Any one person’s response to such a major surgery is unique. And even people who later report to researchers that they’re leading an overall happy life still likely experience times of sickness, sadness, and pain. Nevertheless, it’s reassuring to find that in studies, on average, women who choose surgery report the same quality of life as other women their age—despite the fact that many women report severe hormonal symptoms after their surgeries.

Because screenings for ovarian cancer aren’t proven to work well, doctors often recommend such surgery to higher-risk women. Many choose it.

In one study of 846 Dutch women who were at elevated risk for ovarian cancer, those who chose surgery—44 percent—and those who chose to instead get frequent screenings both reported similar quality of life as other women in their age range. Those results are backed by another study, this one of 40 Canadian women who all chose surgery: Those women also had similar quality of life as anyone their age.

The biggest psychological benefit to surgery, across all the studies, was a heightened peace of mind. In the Dutch study, women who elected for surgery had fewer cancer worries than their counterparts who chose screenings. Oddly enough, the surgery-choosers even reported being less worried about their family members’ risk of ovarian cancer, which suggests that their internal optimism had a wide-ranging effect on their overall outlook.

The most consistently reported drawback to surgery revolved around sexual symptoms, which came even to women who took hormone replacement therapy.
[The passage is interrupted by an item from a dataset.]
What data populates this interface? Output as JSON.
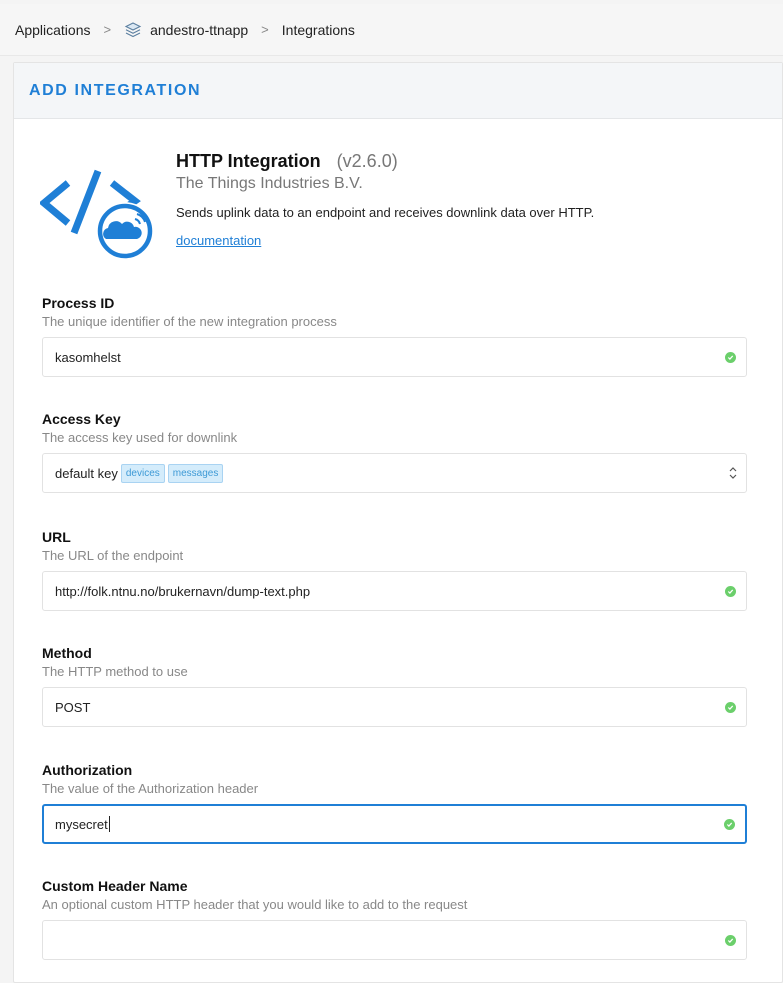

Among the Canadian women, about half said they suffered from moderate to extreme sexual functioning symptoms—which the researchers didn’t initially ask about, until the suggestion from some of the first women they surveyed.

So would those who got surgery recommend it to others? Here the answers are mixed, but still mostly positive. Among the volunteers in the Dutch study who chose surgery, 86 percent said they would do so again, and 63 percent said they would recommend it to a friend who had a family history of ovarian cancer. In the Canadian study, 49 percent of the women said they would make the same choice again, while 35 percent had no comment. Thirty percent of the Canadian women would recommend surgery to a friend, while the others said they would advise others to “be informed,” “take control or responsibility,” and “take time to make a decision.” Three percent wouldn’t recommend the procedure.

Making decisions about medical procedures—and how to potentially avoid an early death—is hard. Judging from a few of the comments to Jolie’s essay, some people will think that major surgery isn’t the right choice. But those who end up making the same decision seem to do well, with a quality of life on par with anyone else. “I feel at ease with whatever will come, not because I am strong but because this is a part of life,” Jolie writes. Many who have walked the same path likely agree.